Begin by putting one package of cream cheese, 1/3 c. of the sugar, and the cornstarch in the bowl of your electric mixer. Turn on low until it becomes creamy and scrape down the sides of the bowl to ensure even mixing. This will take about 3 minutes.



Next, add the rest of the cream cheese, one package at a time, and mix well. Keep scraping the sides of the bowl to ensure even mixture.




Increase mixer to medium speed and add the rest of the sugar (1 cup), then add the vanilla.



Mix in the eggs, one at a time, and mix well.






Blend in the cream but just until it gets mixed in. Do not over mix.




Spoon batter over crust.

I told you that was easy.


Place springform pan in a roasting dish. Fill roasting pan with water until water level reaches half way up springform pan. Place in oven and bake for 1 hour and 25 minutes.



After 1 hour and 25 minutes, remove pan from oven. Remove springform pan from water bath. Be very careful not to burn yourself with the hot water. Remember that cloth oven gloves are not water proof and if your glove touches the water it is no longer heat proof. I will show you my poor thumb later…

Allow cheesecake to cool on wire rack and DO NOT TOUCH THE CAKE. Just walk away. Allow cake to cool for at least 2 hours in the pan.


While the cheesecake is cooling, prepare the glaze.

Blend about 7-8 large strawberries in a blender. You will need a 1/2 c. of strawberry puree. This is another reason why I absolutely love my Vitamix. I do not need to strain the strawberry seeds out because they have been completely pulverized. If your blender leaves the seeds behind, you can strain it now or wait until later when the glaze is done.



Place strawberry jelly and apricot preserves with the corn syrup in a saucepan and begin to melt this mixture. I used a small saucepan but I suggest you use a larger one unless you like scrubbing a sticky mess from your stove top. I learned that the hard way…




Next, pour in the strawberry puree. In a small bowl, whisk the 1 tbsp. each of cornstarch and cold water and add it to the glaze mixture (not pictured).



Allow to simmer and bring to a slow boil. The mixture will thicken up and become a little more clear. Glaze is ready when it coats the back of a spoon nicely. This should take about 3-4 minutes.



You can now strain your glaze. I don’t because, well, frankly, I’m feeling kind of lazy.

Arrange the strawberries nicely around the cake (still in springform pan) and gently spoon the glaze over the strawberries allowing the glaze to ever-so-slightly drip over the sides. You will not use all the glaze. Leftover glaze can be used to make ice cream (post to come) or as a filling for cookies, like linzer cookies (post to come), or as a strawberry sauce on an ice cream sundae.
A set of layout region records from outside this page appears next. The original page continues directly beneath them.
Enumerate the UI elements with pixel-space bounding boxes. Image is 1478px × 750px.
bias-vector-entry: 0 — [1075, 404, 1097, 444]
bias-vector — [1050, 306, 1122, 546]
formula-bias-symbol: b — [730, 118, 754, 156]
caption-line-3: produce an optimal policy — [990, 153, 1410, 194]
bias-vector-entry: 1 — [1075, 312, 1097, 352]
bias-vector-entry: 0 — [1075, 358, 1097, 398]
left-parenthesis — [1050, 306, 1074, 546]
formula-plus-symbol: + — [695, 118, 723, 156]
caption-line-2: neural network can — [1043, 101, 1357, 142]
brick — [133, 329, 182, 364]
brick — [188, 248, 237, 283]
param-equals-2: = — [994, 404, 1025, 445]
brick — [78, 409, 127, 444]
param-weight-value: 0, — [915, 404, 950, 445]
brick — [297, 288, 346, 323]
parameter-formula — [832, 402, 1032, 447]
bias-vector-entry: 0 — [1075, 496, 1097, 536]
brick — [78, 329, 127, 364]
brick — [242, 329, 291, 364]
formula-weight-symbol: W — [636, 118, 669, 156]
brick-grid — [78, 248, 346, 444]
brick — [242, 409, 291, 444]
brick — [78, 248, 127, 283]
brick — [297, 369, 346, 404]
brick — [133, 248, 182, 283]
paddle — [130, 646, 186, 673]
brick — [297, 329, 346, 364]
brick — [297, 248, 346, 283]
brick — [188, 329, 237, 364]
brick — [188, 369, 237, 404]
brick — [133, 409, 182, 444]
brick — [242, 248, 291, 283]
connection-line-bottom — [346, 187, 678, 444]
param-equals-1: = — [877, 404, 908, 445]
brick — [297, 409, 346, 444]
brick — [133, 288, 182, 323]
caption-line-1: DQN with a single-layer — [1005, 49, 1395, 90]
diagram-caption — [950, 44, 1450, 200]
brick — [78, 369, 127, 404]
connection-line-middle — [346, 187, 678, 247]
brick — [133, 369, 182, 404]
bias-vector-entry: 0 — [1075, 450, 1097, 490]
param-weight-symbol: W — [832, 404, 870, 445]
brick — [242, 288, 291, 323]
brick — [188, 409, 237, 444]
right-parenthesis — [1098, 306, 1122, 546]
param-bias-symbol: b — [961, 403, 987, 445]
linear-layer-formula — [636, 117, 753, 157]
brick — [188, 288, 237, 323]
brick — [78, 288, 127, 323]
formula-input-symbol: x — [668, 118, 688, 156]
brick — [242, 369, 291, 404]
I made this classic strawberry cheesecake recently for my annual Chanukah party. My family attacked it before I could take the final photo. Now I know better than to take this cake out and expect people to wait 5 minutes before I get my camera. (Insert swear word here.)

There were no survivors at my Chanukah party. Not a single piece of leftovers.

Happy Chanukah 2013!


Adapted from Junior’s Cheesecake and Fine Cooking Cranberry Cointreau Cheesecake
I was at the grocery store and saw this magazine about a place called Junior’s Cheesecake in New York. I never heard of them, let alone eaten there, but the cover intrigued me. I was always in the market for a good cheesecake recipe. When I tried their recipe for strawberry cheesecake, I knew these guys knew what the heck they were talking about. Finally, a really good cheesecake recipe. The only problem was the bottom. They use a sponge cake crust. I tried it and well, I wasn’t impressed.
That’s when I thought, why mess with a classic? Good old-fashioned graham cracker crust will do the trick here. I tried it and that’s when I finally found the right strawberry cheesecake recipe.